La disolución del Congreso de la República por parte del presidente Martín Vizcarra es una decisión drástica, y, al mismo tiempo, una salida inevitable a la crisis política por la que atraviesa el país. El nivel de degradación moral expresado en los actos de la mayoría parlamentaria, aunado a su desdén por las maneras democráticas elementales, ha devenido una amenaza para la institucionalidad, el Estado de Derecho y el combate a la corrupción. La decisión del Presidente de la República es, así, la consecuencia, y no la causa, de una crisis generada por quienes controlan el Congreso.
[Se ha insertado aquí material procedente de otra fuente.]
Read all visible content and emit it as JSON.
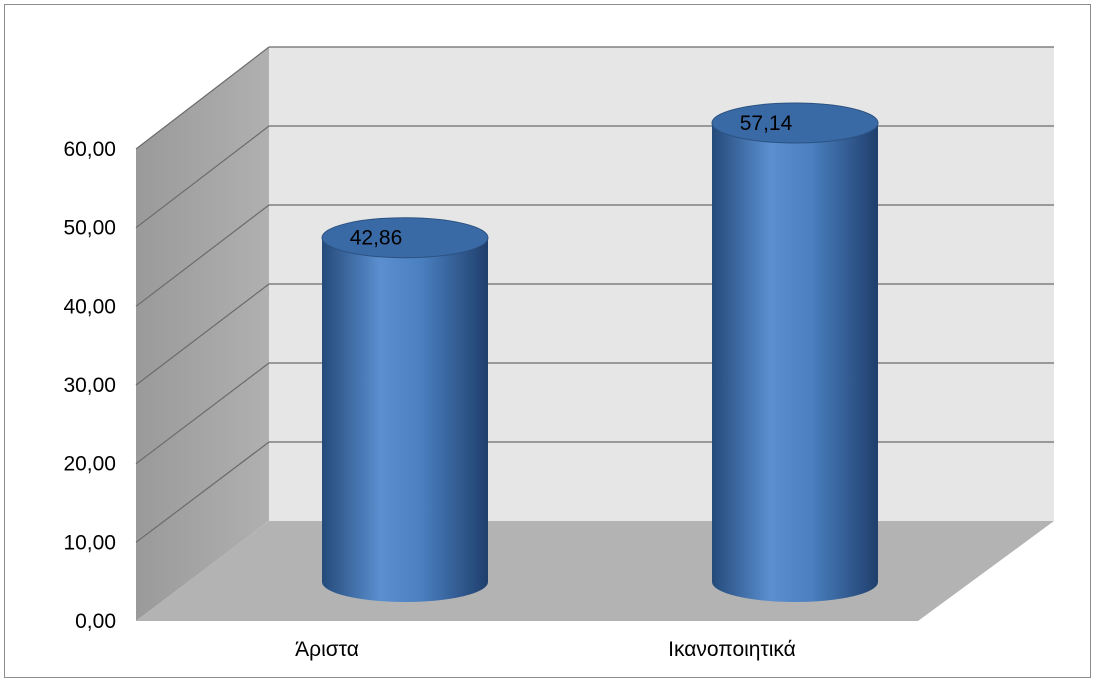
{
  "chart_data": {
    "type": "bar",
    "style": "3d-cylinder",
    "categories": [
      "Άριστα",
      "Ικανοποιητικά"
    ],
    "values": [
      42.86,
      57.14
    ],
    "data_labels": [
      "42,86",
      "57,14"
    ],
    "ylim": [
      0,
      60
    ],
    "yticks": [
      0,
      10,
      20,
      30,
      40,
      50,
      60
    ],
    "ytick_labels": [
      "0,00",
      "10,00",
      "20,00",
      "30,00",
      "40,00",
      "50,00",
      "60,00"
    ],
    "grid": true,
    "legend": "none",
    "title": "",
    "xlabel": "",
    "ylabel": ""
  },
  "colors": {
    "bar": "#4f81bd",
    "bar_dark": "#2f5788",
    "bar_top": "#3a6aa6",
    "back_wall": "#e6e6e6",
    "side_wall": "#a6a6a6",
    "floor": "#b3b3b3",
    "grid": "#6b6b6b"
  }
}
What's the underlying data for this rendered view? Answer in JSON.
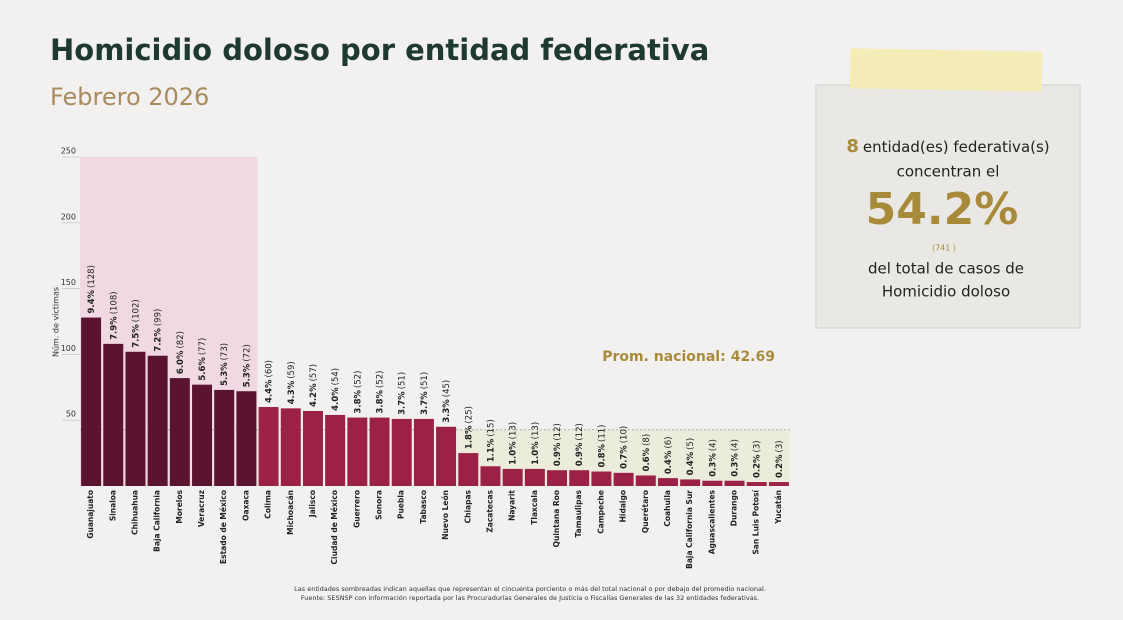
{
  "chart_data": {
    "type": "bar",
    "title": "Homicidio doloso por entidad federativa",
    "subtitle": "Febrero 2026",
    "y_label": "Núm. de víctimas",
    "categories": [
      "Guanajuato",
      "Sinaloa",
      "Chihuahua",
      "Baja California",
      "Morelos",
      "Veracruz",
      "Estado de México",
      "Oaxaca",
      "Colima",
      "Michoacán",
      "Jalisco",
      "Ciudad de México",
      "Guerrero",
      "Sonora",
      "Puebla",
      "Tabasco",
      "Nuevo León",
      "Chiapas",
      "Zacatecas",
      "Nayarit",
      "Tlaxcala",
      "Quintana Roo",
      "Tamaulipas",
      "Campeche",
      "Hidalgo",
      "Querétaro",
      "Coahuila",
      "Baja California Sur",
      "Aguascalientes",
      "Durango",
      "San Luis Potosí",
      "Yucatán"
    ],
    "values": [
      128,
      108,
      102,
      99,
      82,
      77,
      73,
      72,
      60,
      59,
      57,
      54,
      52,
      52,
      51,
      51,
      45,
      25,
      15,
      13,
      13,
      12,
      12,
      11,
      10,
      8,
      6,
      5,
      4,
      4,
      3,
      3
    ],
    "percent_labels": [
      "9.4%",
      "7.9%",
      "7.5%",
      "7.2%",
      "6.0%",
      "5.6%",
      "5.3%",
      "5.3%",
      "4.4%",
      "4.3%",
      "4.2%",
      "4.0%",
      "3.8%",
      "3.8%",
      "3.7%",
      "3.7%",
      "3.3%",
      "1.8%",
      "1.1%",
      "1.0%",
      "1.0%",
      "0.9%",
      "0.9%",
      "0.8%",
      "0.7%",
      "0.6%",
      "0.4%",
      "0.4%",
      "0.3%",
      "0.3%",
      "0.2%",
      "0.2%"
    ],
    "value_labels": [
      "(128)",
      "(108)",
      "(102)",
      "(99)",
      "(82)",
      "(77)",
      "(73)",
      "(72)",
      "(60)",
      "(59)",
      "(57)",
      "(54)",
      "(52)",
      "(52)",
      "(51)",
      "(51)",
      "(45)",
      "(25)",
      "(15)",
      "(13)",
      "(13)",
      "(12)",
      "(12)",
      "(11)",
      "(10)",
      "(8)",
      "(6)",
      "(5)",
      "(4)",
      "(4)",
      "(3)",
      "(3)"
    ],
    "highlight_color": "#5a1430",
    "color": "#9b2147",
    "average": 42.69,
    "average_label": "Prom. nacional:",
    "ylim": [
      0,
      250
    ],
    "yticks": [
      50,
      100,
      150,
      200,
      250
    ],
    "footnotes": [
      "Las entidades sombreadas indican aquellas que representan el cincuenta porciento o más del total nacional o por debajo del promedio nacional.",
      "Fuente: SESNSP con información reportada por las Procuradurías Generales de Justicia o Fiscalías Generales de las 32 entidades federativas."
    ]
  },
  "callout": {
    "count": 8,
    "count_text": "entidad(es) federativa(s)",
    "line2": "concentran el",
    "share": "54.2%",
    "total": "(741 )",
    "line4": "del total de casos de",
    "line5": "Homicidio doloso"
  }
}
Desde el punto de vista jurídico, hay que señalar que la disolución del Congreso por el Presidente está autorizada por la Constitución Política bajo ciertas condiciones, a saber, la negación de la confianza del Congreso a dos gabinetes ministeriales. Para discernir adecuadamente esta cuestión hay que observar con atención la conducta del Congreso. Y lo que se aprecia es que, incluso cuando este ha aprobado una cuestión de confianza, como sucedió en junio de este año sobre la reforma política, enseguida ha desmentido con sus actos esa aprobación. En los hechos últimos –la cuestión de confianza sobre la elección de miembros del Tribunal Constitucional— la figura no ha sido distinta: el Congreso obstaculizó la presentación de la cuestión de confianza, procedió a elegir a un miembro de aquel Tribunal y sólo una vez consumado el acto admitió el debate de esa cuestión. Así, si el Congreso buscó presentarse como cumplidor de la formalidad y desactivar el fundamento legal para su cierre, en cada uno de sus actos ha traicionado el espíritu de la norma. Frente a esos hechos, resulta claro que la disolución del Congreso decidida por el Presidente se ajusta al sentido y el espíritu de la Constitución y está conforme con la racionalidad jurídica que subyace a la figura de disolución del Congreso ahí contemplada.
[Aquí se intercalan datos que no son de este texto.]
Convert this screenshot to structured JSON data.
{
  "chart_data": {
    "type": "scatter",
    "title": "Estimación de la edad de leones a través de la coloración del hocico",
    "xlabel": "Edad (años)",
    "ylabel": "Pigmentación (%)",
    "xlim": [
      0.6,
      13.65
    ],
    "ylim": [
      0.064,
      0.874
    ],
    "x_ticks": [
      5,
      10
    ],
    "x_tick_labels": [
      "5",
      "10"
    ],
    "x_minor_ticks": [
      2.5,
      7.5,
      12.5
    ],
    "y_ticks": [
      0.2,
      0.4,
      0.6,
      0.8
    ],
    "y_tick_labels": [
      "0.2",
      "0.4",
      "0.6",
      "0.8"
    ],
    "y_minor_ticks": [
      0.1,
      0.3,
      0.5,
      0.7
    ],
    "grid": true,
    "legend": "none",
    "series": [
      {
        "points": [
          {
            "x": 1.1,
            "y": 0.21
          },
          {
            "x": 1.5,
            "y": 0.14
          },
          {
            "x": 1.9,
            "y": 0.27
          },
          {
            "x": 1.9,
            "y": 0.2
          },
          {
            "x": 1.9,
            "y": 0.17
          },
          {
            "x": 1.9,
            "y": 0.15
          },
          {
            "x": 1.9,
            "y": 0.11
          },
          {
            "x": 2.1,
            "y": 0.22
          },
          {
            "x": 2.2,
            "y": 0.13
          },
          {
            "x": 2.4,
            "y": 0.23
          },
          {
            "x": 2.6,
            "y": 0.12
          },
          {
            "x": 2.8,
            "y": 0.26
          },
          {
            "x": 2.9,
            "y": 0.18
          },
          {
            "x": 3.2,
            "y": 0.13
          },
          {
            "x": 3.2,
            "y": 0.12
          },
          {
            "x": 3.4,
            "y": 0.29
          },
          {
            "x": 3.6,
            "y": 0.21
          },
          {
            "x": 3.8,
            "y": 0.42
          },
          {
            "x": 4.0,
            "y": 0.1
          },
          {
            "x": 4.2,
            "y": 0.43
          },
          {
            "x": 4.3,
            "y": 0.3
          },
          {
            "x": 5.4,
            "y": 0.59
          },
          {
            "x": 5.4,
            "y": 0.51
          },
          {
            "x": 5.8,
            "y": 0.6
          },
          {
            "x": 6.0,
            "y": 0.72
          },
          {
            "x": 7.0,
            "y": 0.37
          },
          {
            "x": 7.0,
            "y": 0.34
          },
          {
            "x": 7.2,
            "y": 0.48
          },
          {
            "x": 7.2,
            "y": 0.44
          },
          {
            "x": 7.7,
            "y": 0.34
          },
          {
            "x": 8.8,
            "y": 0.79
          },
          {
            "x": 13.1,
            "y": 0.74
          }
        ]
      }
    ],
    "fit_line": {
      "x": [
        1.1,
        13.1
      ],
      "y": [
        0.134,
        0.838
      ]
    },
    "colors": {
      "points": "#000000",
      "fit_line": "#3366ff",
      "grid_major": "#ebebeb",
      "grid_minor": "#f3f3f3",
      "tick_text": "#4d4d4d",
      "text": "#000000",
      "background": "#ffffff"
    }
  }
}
Pero si es importante el fundamento constitucional de esta disolución, es igualmente relevante resaltar la descomposición política, institucional y moral a la que el Congreso ha estado arrastrando al país. Desde el 2016 la mayoría parlamentaria ha obstruido las investigaciones contra la corrupción, ha abusado de la figura de inmunidad parlamentaria con el objetivo de lograr impunidad para sus miembros y aliados, ha maniobrado para rebajar las imputaciones a acusados de graves delitos de corrupción y ha intentado controlar instituciones clave como el Tribunal Constitucional mediante procedimientos cuestionables.
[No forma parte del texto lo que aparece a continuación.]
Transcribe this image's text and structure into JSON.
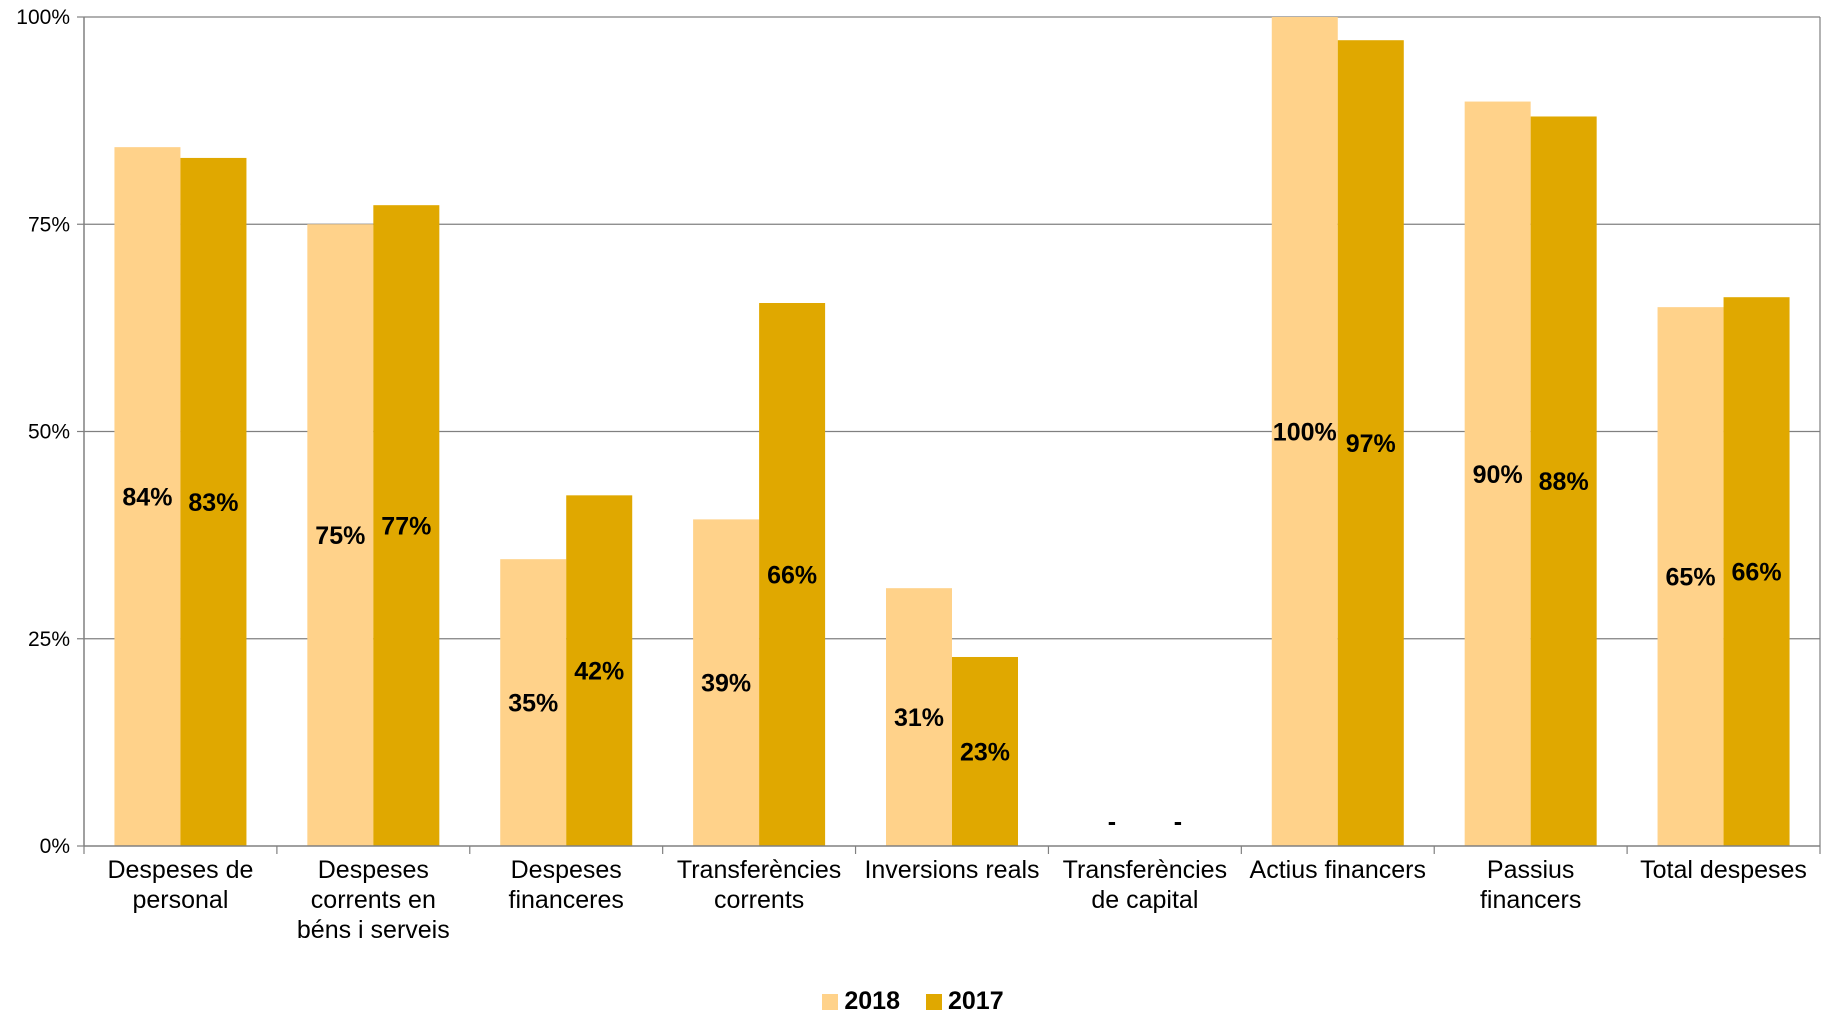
{
  "chart_data": {
    "type": "bar",
    "categories": [
      [
        "Despeses de",
        "personal"
      ],
      [
        "Despeses",
        "corrents en",
        "béns i serveis"
      ],
      [
        "Despeses",
        "financeres"
      ],
      [
        "Transferències",
        "corrents"
      ],
      [
        "Inversions reals"
      ],
      [
        "Transferències",
        "de capital"
      ],
      [
        "Actius financers"
      ],
      [
        "Passius",
        "financers"
      ],
      [
        "Total despeses"
      ]
    ],
    "series": [
      {
        "name": "2018",
        "color": "#FFD28A",
        "values": [
          84.3,
          75.0,
          34.6,
          39.4,
          31.1,
          0,
          100.0,
          89.8,
          65.0
        ],
        "labels": [
          "84%",
          "75%",
          "35%",
          "39%",
          "31%",
          "-",
          "100%",
          "90%",
          "65%"
        ]
      },
      {
        "name": "2017",
        "color": "#E0A800",
        "values": [
          83.0,
          77.3,
          42.3,
          65.5,
          22.8,
          0,
          97.2,
          88.0,
          66.2
        ],
        "labels": [
          "83%",
          "77%",
          "42%",
          "66%",
          "23%",
          "-",
          "97%",
          "88%",
          "66%"
        ]
      }
    ],
    "ylim": [
      0,
      100
    ],
    "yticks": [
      0,
      25,
      50,
      75,
      100
    ],
    "ytick_labels": [
      "0%",
      "25%",
      "50%",
      "75%",
      "100%"
    ],
    "grid": true,
    "legend_position": "bottom-center"
  }
}
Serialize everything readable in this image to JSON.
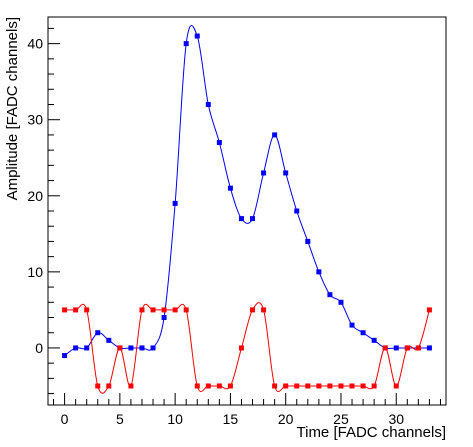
{
  "chart_data": {
    "type": "line",
    "title": "",
    "xlabel": "Time [FADC channels]",
    "ylabel": "Amplitude [FADC channels]",
    "xlim": [
      -1.5,
      34.5
    ],
    "ylim": [
      -7.5,
      43.5
    ],
    "xticks": [
      0,
      5,
      10,
      15,
      20,
      25,
      30
    ],
    "yticks": [
      0,
      10,
      20,
      30,
      40
    ],
    "grid": false,
    "legend": "none",
    "series": [
      {
        "color": "#0000ff",
        "marker": "square",
        "x": [
          0,
          1,
          2,
          3,
          4,
          5,
          6,
          7,
          8,
          9,
          10,
          11,
          12,
          13,
          14,
          15,
          16,
          17,
          18,
          19,
          20,
          21,
          22,
          23,
          24,
          25,
          26,
          27,
          28,
          29,
          30,
          31,
          32,
          33
        ],
        "y": [
          -1,
          0,
          0,
          2,
          1,
          0,
          0,
          0,
          0,
          4,
          19,
          40,
          41,
          32,
          27,
          21,
          17,
          17,
          23,
          28,
          23,
          18,
          14,
          10,
          7,
          6,
          3,
          2,
          1,
          0,
          0,
          0,
          0,
          0
        ]
      },
      {
        "color": "#ff0000",
        "marker": "square",
        "x": [
          0,
          1,
          2,
          3,
          4,
          5,
          6,
          7,
          8,
          9,
          10,
          11,
          12,
          13,
          14,
          15,
          16,
          17,
          18,
          19,
          20,
          21,
          22,
          23,
          24,
          25,
          26,
          27,
          28,
          29,
          30,
          31,
          32,
          33
        ],
        "y": [
          5,
          5,
          5,
          -5,
          -5,
          0,
          -5,
          5,
          5,
          5,
          5,
          5,
          -5,
          -5,
          -5,
          -5,
          0,
          5,
          5,
          -5,
          -5,
          -5,
          -5,
          -5,
          -5,
          -5,
          -5,
          -5,
          -5,
          0,
          -5,
          0,
          0,
          5
        ]
      }
    ]
  }
}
La disolución del Congreso no es una medida trivial y es innegable que representa un reto para la ansiada estabilidad institucional del país. Pero ella es constitucional y, políticamente, es preferible a una continua degradación de nuestras instituciones por aquellos que fueron elegidos para defenderlas y dirigirlas. El llamado inmediato a elecciones legislativas es un gesto positivo que reafirma la senda constitucional adoptada. En estas circunstancias, finalmente, es indispensable recordar que los problemas de nuestra democracia, si bien deben ser examinados siempre a la luz de la racionalidad jurídica, no se agotan ahí. Enfrentamos la necesidad de una profunda recomposición política y moral y hay que esperar que el paso dado sea, también, un primer avance en esa dirección.